Zookeeper with Kafka
What is the role of Zookeeper in a Kafka cluster?
Zookeeper is used to track cluster state, membership, and leadership
Important:
Kafka 0.x, 1.x & 2.x must use Zookeeper
Kafka 3.x can work without Zookeeper (KIP-500) but is not production ready yet
Kafka 4.x will not have Zookeeper
How do the Kafka brokers and clients keep track of all the Kafka brokers if there is more than one? The Kafka team decided to use Zookeeper for this purpose.
Zookeeper is used for metadata management in the Kafka world. For example:
Zookeeper keeps track of which brokers are part of the Kafka cluster
Zookeeper is used by Kafka brokers to determine which broker is the leader of a given partition and topic and perform leader elections
Zookeeper stores configurations for topics and permissions
Zookeeper sends notifications to Kafka in case of changes (e.g. new topic, broker dies, broker comes up, delete topics, etc.…)

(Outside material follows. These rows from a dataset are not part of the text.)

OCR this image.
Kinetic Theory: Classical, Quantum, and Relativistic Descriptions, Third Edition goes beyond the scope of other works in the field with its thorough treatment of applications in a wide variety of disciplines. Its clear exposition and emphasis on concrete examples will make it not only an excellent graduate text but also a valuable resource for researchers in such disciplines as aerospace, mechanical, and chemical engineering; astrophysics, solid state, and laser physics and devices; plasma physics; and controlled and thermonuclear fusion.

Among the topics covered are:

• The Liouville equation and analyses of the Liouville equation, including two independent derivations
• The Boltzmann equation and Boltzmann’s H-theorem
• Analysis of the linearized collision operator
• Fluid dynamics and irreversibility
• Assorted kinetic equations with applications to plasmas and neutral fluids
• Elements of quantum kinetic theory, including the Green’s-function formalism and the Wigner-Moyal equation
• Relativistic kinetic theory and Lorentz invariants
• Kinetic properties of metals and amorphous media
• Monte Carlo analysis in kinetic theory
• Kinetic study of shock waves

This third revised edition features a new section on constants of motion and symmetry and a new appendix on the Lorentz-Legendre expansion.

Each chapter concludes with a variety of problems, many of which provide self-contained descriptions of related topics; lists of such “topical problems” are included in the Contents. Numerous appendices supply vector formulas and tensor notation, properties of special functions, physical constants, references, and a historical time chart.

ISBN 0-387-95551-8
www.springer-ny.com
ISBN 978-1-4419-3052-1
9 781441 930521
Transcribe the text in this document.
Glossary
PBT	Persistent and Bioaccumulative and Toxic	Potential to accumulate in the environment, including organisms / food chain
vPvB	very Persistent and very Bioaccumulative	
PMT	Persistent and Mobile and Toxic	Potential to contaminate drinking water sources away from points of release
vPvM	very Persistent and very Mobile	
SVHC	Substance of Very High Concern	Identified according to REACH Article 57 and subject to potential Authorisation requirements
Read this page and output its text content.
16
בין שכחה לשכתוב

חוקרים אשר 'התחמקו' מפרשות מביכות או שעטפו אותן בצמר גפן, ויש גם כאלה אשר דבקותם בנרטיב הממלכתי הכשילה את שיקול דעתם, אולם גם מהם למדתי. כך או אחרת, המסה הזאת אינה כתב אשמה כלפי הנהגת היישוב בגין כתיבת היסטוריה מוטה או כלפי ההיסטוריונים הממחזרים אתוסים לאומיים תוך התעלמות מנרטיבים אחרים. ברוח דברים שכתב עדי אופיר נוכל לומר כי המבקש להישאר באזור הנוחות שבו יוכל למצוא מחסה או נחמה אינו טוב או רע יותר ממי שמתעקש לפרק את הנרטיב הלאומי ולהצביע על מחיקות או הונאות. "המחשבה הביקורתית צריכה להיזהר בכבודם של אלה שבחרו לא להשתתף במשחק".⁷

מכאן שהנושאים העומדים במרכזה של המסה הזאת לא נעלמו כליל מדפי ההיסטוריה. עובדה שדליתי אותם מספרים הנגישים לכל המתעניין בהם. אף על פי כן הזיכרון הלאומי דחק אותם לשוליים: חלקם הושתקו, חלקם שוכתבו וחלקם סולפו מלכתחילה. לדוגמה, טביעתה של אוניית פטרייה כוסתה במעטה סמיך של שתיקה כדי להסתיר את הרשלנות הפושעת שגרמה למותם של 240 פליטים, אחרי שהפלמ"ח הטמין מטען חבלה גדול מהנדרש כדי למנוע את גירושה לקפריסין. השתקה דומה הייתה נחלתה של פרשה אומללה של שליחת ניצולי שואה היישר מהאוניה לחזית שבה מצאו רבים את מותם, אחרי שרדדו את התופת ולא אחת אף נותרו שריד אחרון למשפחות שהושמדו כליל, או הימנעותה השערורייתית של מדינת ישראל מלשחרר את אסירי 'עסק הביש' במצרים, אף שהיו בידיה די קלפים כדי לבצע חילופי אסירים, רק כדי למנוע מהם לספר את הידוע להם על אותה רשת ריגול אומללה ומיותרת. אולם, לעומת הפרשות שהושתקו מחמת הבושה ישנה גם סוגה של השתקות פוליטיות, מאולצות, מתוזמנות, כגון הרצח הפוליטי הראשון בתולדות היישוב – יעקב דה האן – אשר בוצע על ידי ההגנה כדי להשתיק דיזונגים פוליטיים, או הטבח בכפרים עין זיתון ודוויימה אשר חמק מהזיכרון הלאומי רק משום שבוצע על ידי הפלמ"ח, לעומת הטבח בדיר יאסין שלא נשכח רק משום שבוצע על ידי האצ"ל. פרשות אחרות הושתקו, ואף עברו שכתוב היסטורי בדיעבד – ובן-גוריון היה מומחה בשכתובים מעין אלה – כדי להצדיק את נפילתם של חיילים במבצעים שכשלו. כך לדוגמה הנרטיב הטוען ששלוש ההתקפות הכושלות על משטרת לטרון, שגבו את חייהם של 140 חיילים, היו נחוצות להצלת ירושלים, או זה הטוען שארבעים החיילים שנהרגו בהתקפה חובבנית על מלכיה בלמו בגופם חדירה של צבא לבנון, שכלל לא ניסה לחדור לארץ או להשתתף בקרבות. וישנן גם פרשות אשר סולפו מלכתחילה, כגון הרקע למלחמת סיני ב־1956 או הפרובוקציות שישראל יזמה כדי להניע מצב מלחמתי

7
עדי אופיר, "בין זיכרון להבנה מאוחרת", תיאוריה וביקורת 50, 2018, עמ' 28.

Zookeeper does NOT store consumer offsets with Kafka clients >= v0.10
A Zookeeper cluster is called an ensemble. It is recommended to operate the ensemble with an odd number of servers, e.g., 3, 5, 7, as a strict majority of ensemble members (a quorum) must be working in order for Zookeeper to respond to requests. Zookeeper has a leader to handle writes, the rest of the servers are followers to handle reads.
As long as Kafka without Zookeeper is not production ready, you must use Zookeeper in your production deployments for Apache Kafka.
Over time, the Kafka clients and CLI have been migrated to leverage the brokers as a connection endpoint instead of Zookeeper.
This means that:
since Kafka 0.10, consumers store offset in Kafka and Zookeeper and must not connect to Zookeeper as the option is deprecated
since Kafka 2.2, the
kafka-topics.sh
CLI command references Kafka brokers and not Zookeeper for topic management (creation, deletion, etc...) and the Zookeeper CLI argument is deprecated.All of the APIs and commands that were previously leveraging Zookeeper are migrated to use Kafka instead, so that when clusters are migrated to be without Zookeeper, the change is invisible to clients.
Zookeeper is also less secure than Kafka, and therefore Zookeeper ports should only be opened to allow traffic from Kafka brokers, and not Kafka clients
Therefore, to be a great modern-day Kafka developer, never ever use Zookeeper as a configuration in your Kafka clients, and other programs that connect to Kafka.